5月3日、原宿で行われた「明治公園オリンピック追い出しを許さない 明治公園国賠まるわかり集会」に参加した。主催は、同国賠訴訟原告団。2020東京オリンピックのメインスタジアムとされる新国立競技場の建て替えに伴って、都立明治公園が廃止され、そこに長く暮らしてきた野宿者が、2年前の4月に強制執行がかけられて追い出された。これに対して、当事者である元住人や支援団体が原告となって、JSC(日本スポーツ振興センター)、東京都、国を相手どってこの3月に提訴。いわば、その訴訟団のキックオフ集会である。

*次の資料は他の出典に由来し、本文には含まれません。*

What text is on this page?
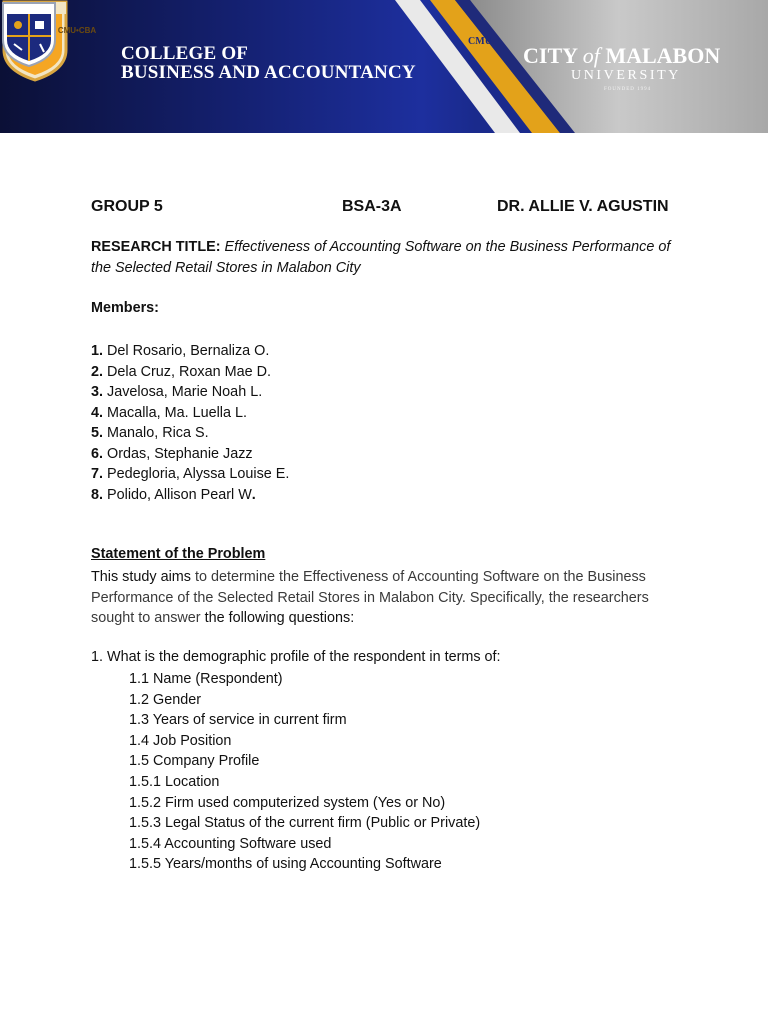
CMU•CBA
COLLEGE OF
BUSINESS AND ACCOUNTANCY
CMU
CITY of MALABON
UNIVERSITY
FOUNDED 1994
GROUP 5	BSA-3A	DR. ALLIE V. AGUSTIN
RESEARCH TITLE: Effectiveness of Accounting Software on the Business Performance of the Selected Retail Stores in Malabon City
Members:
1. Del Rosario, Bernaliza O.
2. Dela Cruz, Roxan Mae D.
3. Javelosa, Marie Noah L.
4. Macalla, Ma. Luella L.
5. Manalo, Rica S.
6. Ordas, Stephanie Jazz
7. Pedegloria, Alyssa Louise E.
8. Polido, Allison Pearl W.
Statement of the Problem
This study aims to determine the Effectiveness of Accounting Software on the Business Performance of the Selected Retail Stores in Malabon City. Specifically, the researchers sought to answer the following questions:
1. What is the demographic profile of the respondent in terms of:
1.1 Name (Respondent)
1.2 Gender
1.3 Years of service in current firm
1.4 Job Position
1.5 Company Profile
1.5.1 Location
1.5.2 Firm used computerized system (Yes or No)
1.5.3 Legal Status of the current firm (Public or Private)
1.5.4 Accounting Software used
1.5.5 Years/months of using Accounting Software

JSCが明治公園の住人を「債務者」として、「占有地からの退去」を求めた仮処分を裁判所に申請し、いつ強制執行が行われるかわからないという時期に、そのJSCの門前で(!)住人と支援者がおこなった記者会見について、私も本欄に書いたことがある。ひどいことばかりだ。これまでの当事者との話し合いを一方的に破棄し、さまざまな脱法行為やでっち上げ逮捕までして、住人の生存権を踏みにじった行政とJSC、そして都民の公共の財産である都立公園を、オリンピックを奇貨として、大手ゼネコンや政財界の利権のために売り飛ばす東京都や国(詳しくは『反天皇制運動カーニバル』36号の渥美昌純論文など)、そして、そうした問題を隠蔽し、「異論」を封じ込めるナショナル・イベントとしてのオリンピック。こういったことをあらためて今回の集会で聞き、当事者の発言や強制排除の映像を見聞きしながら、頭の中ではずっと「野蛮な資本主義」という言葉が響いていた。
集会で最も印象的だったのは、映像で写しだされた、かつての明治公園の、今は失われてしまった緑豊かな「四季の庭」の姿を見て、そこに暮らしていた元住人が「なつかしい」とつぶやいたこと。奪われた風景、奪われた暮らし。資本のための「開発」が、人にとってかけがえのないものを壊していく。その、国と資本があげる勝利の凱歌こそがオリンピックなのだと。